The Lady Rebels erased an early deficit to beat Saltillo 2-1 and sweep the Championship series

HATTIESBURG — George County’s softball program had long coveted the state championship trophy, and it wasn’t willing to wait another day to hoist it.

The Lady Rebels erased an early 1-0 deficit, got a clutch, sixth-inning RBI single from Sidnee Beech to break a 1-1 tie and held on for the final three outs to clinch the 2023 MHSAA Class 5A Championship with a 2-1 win over Saltillo Thursday afternoon at the USM Softball Complex.

The win swept the best-of-three championship series and gave George County (28-3) its first-ever fast-pitch state championship.

“This is huge for the program and the school,” coach Kasey McCann said. “I couldn’t be prouder of this group of girls. None of this is possible without their hard work.”

After running away with a 5-1 win in Game 1 Tuesday, the Lady Rebels had a much tougher time putting the Lady Tigers (19-10) in the second game.

Saltillo starter A.K. Willingham had a lot to do with that. After the George County lineup touched her up for a couple of runs in the first game Tuesday, Willingham held George County to just three hits in the first six innings Thursday.

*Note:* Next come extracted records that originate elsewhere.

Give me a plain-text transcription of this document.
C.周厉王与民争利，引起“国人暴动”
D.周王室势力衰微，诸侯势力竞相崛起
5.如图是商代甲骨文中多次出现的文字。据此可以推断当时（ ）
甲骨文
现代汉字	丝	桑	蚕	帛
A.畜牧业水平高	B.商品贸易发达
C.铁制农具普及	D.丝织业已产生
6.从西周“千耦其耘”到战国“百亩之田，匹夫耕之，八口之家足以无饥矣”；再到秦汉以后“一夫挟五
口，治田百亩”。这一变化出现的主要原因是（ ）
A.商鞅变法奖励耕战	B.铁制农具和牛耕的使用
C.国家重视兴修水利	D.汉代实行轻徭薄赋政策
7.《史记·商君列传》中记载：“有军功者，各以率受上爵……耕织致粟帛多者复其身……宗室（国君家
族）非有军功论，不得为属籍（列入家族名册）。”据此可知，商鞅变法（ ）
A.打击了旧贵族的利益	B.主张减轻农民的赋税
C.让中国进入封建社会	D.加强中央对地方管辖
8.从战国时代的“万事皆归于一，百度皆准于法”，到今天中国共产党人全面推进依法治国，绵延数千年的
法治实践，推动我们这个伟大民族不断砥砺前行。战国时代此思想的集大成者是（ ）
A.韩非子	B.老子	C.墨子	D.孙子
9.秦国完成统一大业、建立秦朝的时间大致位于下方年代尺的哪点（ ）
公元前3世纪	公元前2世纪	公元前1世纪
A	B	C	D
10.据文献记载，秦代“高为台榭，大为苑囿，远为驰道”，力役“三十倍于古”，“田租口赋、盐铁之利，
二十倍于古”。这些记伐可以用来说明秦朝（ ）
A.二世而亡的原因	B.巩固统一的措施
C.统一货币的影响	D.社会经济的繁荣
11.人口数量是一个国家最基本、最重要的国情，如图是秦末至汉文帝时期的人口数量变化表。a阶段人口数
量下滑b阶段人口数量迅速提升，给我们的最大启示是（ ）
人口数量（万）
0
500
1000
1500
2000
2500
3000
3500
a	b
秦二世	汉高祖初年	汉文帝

Saltillo struck first on offense, too. The Tigers plated a run in the top of the second inning on a Zalla McCaffrey RBI single to left field to bring home Chloe Skelton.

“I thought they beat us in the first game when A.K. didn’t have her best stuff,” Saltillo coach Lee Bose said. “But (Willingham) pitched well today, and they found a way to get us again. We just didn’t get the run support — we had a couple more opportunities than they did early, but we just couldn’t scratch anything across.”

George County tied the game in the bottom of the third, when freshman Jordyn Bradley led off with a triple and came in to score on a wild pitch with two outs.

The game-winning RBI came in the bottom of the sixth, after Natalie Jones laced a two-out double into the gap in left-center. Saltillo opted to intentionally walk Kyla Fairley to get to junior catcher Sidnee Beech.

That turned out to be a mistake — Beech laced a 1-1 pitch just past the out-stretched glove of Saltillo second baseman Lynley McCarley and into right field to bring Jones home.

“I wasn’t nervous for some reason in that situation,” Beech said. “I had some confidence and I just felt like it was my moment. When I got the pitch to hit, I put a good swing on it.”

That set the table for Peyton Collins, who relieved Lady Rebels’ starter Addison Davis for the final three outs to get the save. That wasn’t without incident either: the Lady Tigers put runners on first and second with one out before Beech caught McCarley trying to steal home on a wild pitch.

Both teams momentarily thought the game was over when Zalla McCaffrey was seemingly tagged out at second base. That led to a dog-pile in the circle for George County that only broke up after the second-base umpire called defensive interference and put McCaffrey back at second.

The final out came via the strikeout just one pitch later, and the Lady Rebels got to celebrate again — this time, for real.

“I’m just glad nobody got hurt,” McCann said. “In either of the dog piles, really.”

Davis picked up the win, allowing just the one earned run on two hits and one walk with three strikeouts and retiring 18 of the 21 batters she faced.

Collins, the eighth-grader who worked all seven innings of the Game 1 win and picked up the save Thursday, earned MVP honors for the series.